3G Cell Coverage in USA - AT&T Versus Verizon Wireless - MacRumors Forums


----------



## chas_m (Dec 2, 2007)

Two things I think others may have overlooked in their answers:

1. As I understand it (talking to cell store here in Victoria), it is NOT POSSIBLE to get a micro-sim and data from ANY of the Canadian carriers without signing a contract, PERIOD. So forget the idea of using Rogers or Telus where it might suit you -- you're sticking with Bell all the way. If I've gotten bad info about this, someone please do correct me.

2. All 3G iPads are factory unlocked. What this means from a practical point of view is that you are free to use the iPad in the US provided you can buy a micro-sim and a month's "unlimited" data plan ($30) from an AT&T outlet (do NOT go to "franchise" store, only use a "corporate" store or an Apple store!). It's a real shame no Canadian carrier is smart enough to offer PAYGO 3G data for iPads, I would most certainly be a customer.


----------



## csonni (Feb 8, 2001)

This is a response I just received from Rogers:

Presently the micro sim cards either come with the iPad device or you 
can purchase one from a Rogers store. 

We will include the link to where you can find the nearest store that 
may carry them.


----------



## Guest (May 10, 2011)

chas_m said:


> 1. As I understand it (talking to cell store here in Victoria), it is NOT POSSIBLE to get a micro-sim and data from ANY of the Canadian carriers without signing a contract, PERIOD. So forget the idea of using Rogers or Telus where it might suit you -- you're sticking with Bell all the way. If I've gotten bad info about this, someone please do correct me.


Not true. My Rogers sim cost me $0.20 from the Apple store and required no contract at all. I'm sure you can get the sims from Bell and Telus in the same manner. That said you're still going to have to buy a month's service at a time from whatever provider you buy from and I'm not sure it would be possible to swap out the sim's and switch back and forth between providers within that same month or not.


----------



## csonni (Feb 8, 2001)

These providers must realize that there are people who travel for a month or more. Can't figure why you couldn't swap out cards.


----------



## Paul82 (Sep 19, 2007)

You can swap out cards as much as you like ther service is linked to the sim card not the device and all 3 Canadian provides do monthly plans... That said for travel within Canada you should not need more than one provider as they all have nation wide networks... This will depend how off the beaten path you plan to get though, as mentioned it's always a good idea to check the coverage maps for where you plan to be... In my own personal experience telus/bell (same 3G network) have by far the best coverage in western Canada while Rogers is marginally better in Ontario.


----------



## Guest (May 10, 2011)

When you swap a card the settings change in your iPad. My concern would be that when you put that card back in that you'd a) have to set it up again (unless it's going to keep a full set of prefs for every card you put in) and b) whether or not the previously setup subscription plan would still work.

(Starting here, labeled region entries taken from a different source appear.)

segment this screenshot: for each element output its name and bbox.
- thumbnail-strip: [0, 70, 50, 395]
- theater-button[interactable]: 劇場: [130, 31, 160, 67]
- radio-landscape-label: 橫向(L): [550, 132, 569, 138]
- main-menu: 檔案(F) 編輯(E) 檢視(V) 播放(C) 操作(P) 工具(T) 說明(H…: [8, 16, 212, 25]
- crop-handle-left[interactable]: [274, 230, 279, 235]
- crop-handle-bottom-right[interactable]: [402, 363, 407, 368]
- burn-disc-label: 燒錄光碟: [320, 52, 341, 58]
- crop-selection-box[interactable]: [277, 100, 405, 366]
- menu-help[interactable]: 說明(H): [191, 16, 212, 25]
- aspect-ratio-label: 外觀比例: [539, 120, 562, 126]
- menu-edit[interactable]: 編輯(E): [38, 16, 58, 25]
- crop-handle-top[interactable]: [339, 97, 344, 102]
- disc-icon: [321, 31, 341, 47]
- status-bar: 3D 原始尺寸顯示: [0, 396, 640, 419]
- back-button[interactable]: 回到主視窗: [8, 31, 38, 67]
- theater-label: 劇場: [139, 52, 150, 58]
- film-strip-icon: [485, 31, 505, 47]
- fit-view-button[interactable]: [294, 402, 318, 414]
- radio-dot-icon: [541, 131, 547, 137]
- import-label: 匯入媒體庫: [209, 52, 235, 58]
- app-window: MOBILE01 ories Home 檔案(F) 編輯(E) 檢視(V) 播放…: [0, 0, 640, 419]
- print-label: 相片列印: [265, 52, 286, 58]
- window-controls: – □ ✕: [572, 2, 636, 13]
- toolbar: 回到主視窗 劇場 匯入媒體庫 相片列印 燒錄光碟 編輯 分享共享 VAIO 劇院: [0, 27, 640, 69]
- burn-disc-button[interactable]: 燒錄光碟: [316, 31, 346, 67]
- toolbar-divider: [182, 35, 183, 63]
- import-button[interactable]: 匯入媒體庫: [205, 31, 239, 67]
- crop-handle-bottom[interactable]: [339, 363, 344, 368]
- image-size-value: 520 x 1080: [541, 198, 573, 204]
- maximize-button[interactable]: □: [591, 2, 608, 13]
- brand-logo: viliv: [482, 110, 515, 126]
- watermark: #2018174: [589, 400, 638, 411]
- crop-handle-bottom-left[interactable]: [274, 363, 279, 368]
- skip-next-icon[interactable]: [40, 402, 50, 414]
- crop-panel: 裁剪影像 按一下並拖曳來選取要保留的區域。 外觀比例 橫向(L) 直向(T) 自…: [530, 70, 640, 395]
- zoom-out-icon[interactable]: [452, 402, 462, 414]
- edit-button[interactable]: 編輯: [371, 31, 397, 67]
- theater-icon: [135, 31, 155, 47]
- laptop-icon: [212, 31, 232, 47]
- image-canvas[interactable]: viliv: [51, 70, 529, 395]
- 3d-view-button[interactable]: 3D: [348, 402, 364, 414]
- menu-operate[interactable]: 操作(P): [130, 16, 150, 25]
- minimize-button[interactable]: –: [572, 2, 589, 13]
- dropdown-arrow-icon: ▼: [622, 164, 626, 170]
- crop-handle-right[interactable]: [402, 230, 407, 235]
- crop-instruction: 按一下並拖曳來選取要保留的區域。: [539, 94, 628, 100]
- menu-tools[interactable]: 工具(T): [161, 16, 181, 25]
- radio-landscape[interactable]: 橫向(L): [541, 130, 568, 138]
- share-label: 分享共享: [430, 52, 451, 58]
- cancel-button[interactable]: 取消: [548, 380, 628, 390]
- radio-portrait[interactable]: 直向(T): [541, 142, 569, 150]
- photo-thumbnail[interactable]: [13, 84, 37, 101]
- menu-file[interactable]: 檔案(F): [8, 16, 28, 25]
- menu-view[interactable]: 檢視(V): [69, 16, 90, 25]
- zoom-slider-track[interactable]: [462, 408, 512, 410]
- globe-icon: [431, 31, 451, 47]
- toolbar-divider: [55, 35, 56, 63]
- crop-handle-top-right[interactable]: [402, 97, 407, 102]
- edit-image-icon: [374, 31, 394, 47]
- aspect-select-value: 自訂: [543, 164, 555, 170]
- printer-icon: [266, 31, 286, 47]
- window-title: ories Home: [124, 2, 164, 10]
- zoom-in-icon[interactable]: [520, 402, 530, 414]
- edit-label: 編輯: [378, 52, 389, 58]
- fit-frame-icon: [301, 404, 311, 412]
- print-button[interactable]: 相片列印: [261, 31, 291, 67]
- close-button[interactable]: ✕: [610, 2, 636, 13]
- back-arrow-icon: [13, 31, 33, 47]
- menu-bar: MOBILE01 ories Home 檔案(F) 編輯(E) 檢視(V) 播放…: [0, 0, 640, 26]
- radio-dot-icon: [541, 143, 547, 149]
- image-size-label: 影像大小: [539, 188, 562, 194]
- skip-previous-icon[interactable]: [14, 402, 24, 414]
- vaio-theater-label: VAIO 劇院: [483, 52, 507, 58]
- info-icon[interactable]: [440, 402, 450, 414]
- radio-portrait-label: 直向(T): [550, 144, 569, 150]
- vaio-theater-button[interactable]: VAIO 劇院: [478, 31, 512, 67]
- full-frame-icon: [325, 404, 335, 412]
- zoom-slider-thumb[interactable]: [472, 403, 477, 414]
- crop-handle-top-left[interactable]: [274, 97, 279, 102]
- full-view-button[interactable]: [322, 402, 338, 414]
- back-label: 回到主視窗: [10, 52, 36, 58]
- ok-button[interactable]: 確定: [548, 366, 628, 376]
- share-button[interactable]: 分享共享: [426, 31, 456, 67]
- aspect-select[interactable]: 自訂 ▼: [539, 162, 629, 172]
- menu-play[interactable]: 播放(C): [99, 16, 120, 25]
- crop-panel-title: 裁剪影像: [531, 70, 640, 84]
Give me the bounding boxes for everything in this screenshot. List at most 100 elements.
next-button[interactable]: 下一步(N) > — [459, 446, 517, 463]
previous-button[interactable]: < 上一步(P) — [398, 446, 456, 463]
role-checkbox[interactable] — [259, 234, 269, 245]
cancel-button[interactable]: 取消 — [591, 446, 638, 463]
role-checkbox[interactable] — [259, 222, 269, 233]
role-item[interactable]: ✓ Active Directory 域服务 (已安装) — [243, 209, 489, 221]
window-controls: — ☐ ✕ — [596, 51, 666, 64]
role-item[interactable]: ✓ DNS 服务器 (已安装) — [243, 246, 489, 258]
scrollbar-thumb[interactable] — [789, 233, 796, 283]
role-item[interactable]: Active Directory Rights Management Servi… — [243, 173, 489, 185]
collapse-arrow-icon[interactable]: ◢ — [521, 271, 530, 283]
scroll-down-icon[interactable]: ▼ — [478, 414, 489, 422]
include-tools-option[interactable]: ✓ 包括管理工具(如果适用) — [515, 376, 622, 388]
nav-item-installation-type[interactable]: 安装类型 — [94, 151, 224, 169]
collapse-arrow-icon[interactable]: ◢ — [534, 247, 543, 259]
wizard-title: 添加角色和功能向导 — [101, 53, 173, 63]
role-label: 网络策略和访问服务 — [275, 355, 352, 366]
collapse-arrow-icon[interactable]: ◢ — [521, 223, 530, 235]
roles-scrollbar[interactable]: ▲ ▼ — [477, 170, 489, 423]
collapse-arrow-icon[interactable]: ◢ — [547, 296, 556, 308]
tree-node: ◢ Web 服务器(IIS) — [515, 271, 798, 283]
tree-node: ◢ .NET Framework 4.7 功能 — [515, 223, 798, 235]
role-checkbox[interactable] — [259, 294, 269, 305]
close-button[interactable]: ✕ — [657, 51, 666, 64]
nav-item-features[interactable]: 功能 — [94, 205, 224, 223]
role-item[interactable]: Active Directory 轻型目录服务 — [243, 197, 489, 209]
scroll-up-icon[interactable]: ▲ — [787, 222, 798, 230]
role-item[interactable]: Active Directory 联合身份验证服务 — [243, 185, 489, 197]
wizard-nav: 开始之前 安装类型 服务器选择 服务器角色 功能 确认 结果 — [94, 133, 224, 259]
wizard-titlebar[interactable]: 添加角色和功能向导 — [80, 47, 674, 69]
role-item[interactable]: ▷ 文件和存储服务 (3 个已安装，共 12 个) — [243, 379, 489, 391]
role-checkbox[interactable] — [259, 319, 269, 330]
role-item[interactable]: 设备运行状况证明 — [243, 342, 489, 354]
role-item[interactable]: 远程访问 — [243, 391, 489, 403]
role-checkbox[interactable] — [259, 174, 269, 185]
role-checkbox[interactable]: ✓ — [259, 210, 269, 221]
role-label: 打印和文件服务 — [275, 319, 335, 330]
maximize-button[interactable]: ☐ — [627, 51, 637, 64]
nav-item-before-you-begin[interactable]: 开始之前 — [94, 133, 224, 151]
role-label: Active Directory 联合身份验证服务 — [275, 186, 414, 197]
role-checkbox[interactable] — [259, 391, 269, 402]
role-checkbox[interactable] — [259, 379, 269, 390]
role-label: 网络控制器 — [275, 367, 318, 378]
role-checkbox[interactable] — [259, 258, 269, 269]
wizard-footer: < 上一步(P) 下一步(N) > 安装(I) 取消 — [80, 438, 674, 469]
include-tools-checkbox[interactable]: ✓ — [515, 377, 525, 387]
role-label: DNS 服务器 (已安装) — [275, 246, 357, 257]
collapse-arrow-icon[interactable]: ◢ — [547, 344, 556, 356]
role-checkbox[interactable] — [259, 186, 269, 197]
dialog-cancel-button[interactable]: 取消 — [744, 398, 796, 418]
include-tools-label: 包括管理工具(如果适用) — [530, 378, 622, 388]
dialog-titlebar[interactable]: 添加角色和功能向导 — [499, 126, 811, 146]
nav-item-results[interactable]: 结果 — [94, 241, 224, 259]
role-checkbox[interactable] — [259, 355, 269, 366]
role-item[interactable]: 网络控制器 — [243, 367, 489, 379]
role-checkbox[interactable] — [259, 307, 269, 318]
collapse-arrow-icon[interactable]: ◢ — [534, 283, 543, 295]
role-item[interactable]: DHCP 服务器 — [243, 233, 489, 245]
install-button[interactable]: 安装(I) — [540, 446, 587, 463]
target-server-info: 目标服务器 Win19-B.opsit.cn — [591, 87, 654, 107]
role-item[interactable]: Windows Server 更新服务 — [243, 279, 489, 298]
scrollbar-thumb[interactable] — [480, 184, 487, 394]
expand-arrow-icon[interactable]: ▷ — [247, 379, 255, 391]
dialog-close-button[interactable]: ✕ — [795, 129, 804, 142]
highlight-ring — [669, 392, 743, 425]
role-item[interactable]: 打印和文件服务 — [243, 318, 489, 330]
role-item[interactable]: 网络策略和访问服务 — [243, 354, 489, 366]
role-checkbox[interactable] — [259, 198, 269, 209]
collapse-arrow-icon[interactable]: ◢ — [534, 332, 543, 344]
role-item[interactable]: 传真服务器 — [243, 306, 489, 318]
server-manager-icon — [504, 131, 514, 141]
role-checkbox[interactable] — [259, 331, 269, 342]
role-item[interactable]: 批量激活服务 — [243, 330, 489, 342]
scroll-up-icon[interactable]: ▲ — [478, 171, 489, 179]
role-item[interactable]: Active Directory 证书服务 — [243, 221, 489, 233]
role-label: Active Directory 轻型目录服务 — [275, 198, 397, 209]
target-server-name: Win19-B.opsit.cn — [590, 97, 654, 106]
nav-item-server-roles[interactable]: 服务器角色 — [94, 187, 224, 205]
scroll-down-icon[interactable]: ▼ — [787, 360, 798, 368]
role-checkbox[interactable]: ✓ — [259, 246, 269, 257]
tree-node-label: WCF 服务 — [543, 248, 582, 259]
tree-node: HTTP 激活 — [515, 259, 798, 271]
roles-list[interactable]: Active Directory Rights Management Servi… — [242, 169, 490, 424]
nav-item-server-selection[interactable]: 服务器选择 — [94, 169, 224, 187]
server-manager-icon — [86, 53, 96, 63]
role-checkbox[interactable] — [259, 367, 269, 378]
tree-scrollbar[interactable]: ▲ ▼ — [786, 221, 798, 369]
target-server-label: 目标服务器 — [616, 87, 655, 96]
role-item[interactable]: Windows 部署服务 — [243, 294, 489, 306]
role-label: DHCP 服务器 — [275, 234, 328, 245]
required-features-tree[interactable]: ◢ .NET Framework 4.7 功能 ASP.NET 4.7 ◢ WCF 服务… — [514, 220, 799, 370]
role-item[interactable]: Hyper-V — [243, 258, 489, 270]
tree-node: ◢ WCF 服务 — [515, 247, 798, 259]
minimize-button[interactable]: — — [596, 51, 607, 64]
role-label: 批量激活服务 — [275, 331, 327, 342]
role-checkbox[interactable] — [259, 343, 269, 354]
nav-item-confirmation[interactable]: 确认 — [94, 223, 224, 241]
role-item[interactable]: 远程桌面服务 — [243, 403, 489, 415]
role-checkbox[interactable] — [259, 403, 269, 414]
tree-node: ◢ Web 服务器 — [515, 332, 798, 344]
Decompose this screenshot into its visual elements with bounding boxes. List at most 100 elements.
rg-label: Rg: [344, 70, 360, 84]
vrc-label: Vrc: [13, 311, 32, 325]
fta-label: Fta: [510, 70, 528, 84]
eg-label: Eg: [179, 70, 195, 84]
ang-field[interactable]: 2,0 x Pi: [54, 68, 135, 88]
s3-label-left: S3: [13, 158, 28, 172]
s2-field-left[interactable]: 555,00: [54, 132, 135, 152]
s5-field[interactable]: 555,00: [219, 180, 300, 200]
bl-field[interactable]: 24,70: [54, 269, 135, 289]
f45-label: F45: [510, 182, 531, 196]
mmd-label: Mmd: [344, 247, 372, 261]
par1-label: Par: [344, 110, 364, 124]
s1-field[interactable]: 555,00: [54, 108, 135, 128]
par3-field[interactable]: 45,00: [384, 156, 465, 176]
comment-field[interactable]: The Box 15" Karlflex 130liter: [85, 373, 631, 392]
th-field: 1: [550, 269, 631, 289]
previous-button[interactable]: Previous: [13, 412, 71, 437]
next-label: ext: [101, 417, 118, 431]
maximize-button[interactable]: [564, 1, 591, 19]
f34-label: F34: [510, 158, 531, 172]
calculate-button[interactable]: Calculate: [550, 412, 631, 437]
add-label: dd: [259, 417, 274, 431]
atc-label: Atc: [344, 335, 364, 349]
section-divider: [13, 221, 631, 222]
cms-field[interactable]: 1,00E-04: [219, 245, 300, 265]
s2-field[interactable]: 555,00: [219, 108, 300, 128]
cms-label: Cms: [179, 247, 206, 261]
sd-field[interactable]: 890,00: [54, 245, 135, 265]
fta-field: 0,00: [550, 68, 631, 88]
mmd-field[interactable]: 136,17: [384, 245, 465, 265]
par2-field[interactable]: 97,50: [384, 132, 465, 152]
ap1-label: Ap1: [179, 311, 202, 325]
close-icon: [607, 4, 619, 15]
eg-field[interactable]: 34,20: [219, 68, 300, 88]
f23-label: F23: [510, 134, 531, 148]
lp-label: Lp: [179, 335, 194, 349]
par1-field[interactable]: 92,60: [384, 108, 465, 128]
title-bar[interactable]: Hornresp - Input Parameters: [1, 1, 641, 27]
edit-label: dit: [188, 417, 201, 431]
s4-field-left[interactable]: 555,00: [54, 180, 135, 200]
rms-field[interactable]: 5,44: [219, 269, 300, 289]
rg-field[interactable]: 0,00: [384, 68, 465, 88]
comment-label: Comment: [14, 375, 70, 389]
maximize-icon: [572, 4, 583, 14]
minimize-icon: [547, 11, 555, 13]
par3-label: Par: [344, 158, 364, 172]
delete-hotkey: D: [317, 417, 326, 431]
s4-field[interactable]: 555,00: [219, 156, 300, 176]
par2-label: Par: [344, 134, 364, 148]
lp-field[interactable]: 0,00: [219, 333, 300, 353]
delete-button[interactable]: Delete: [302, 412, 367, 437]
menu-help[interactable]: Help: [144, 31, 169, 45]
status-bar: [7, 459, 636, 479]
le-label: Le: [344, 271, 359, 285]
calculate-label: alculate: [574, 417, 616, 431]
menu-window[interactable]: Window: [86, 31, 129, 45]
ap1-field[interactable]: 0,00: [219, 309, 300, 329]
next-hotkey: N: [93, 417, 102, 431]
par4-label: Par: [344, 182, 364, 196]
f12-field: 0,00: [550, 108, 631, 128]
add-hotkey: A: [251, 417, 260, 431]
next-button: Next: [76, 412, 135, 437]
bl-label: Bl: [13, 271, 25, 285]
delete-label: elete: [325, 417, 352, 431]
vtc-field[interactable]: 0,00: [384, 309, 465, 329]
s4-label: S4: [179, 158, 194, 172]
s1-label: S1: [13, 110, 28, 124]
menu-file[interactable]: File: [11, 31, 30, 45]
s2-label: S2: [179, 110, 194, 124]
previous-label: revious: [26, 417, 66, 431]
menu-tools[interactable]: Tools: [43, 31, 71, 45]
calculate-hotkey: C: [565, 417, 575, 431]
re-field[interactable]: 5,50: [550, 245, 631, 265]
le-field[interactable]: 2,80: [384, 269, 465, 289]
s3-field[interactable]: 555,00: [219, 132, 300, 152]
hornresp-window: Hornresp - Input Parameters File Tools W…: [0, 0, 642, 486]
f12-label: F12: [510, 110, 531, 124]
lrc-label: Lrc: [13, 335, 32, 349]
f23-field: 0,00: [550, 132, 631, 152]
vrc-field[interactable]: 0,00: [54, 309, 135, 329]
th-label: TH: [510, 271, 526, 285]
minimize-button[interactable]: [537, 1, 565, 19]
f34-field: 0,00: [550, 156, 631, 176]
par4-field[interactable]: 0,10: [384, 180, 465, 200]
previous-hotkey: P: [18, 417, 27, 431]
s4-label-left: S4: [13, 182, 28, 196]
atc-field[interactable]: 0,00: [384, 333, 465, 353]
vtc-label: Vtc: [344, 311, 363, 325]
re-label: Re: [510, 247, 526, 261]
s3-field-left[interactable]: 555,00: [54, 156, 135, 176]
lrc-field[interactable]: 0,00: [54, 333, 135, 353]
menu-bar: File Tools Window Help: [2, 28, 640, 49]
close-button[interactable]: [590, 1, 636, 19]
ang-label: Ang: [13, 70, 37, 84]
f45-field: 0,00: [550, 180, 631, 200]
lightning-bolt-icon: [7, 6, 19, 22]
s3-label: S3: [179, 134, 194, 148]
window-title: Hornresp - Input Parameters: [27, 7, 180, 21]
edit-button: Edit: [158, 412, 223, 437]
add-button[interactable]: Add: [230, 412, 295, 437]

Lastly, it doesn't make a lot of sense to buy multiple data packages from different providers at the same time .. find the one that gives you the best coverage and buy from them.


----------



## csonni (Feb 8, 2001)

Bell should suit me fine for Canada. It'll have to be AT&T in the States. So Bell and Telus are the same 3G network?


----------



## cdncableguy (Nov 4, 2007)

csonni said:


> Bell should suit me fine for Canada. It'll have to be AT&T in the States. So Bell and Telus are the same 3G network?


Yes, They share towers


----------



## corykg (Feb 1, 2008)

Is it possible to just use my iPhone4 sim in an ipad 2?


----------



## csonni (Feb 8, 2001)

From what I understand, you can tether your iPad to your iPhone.


----------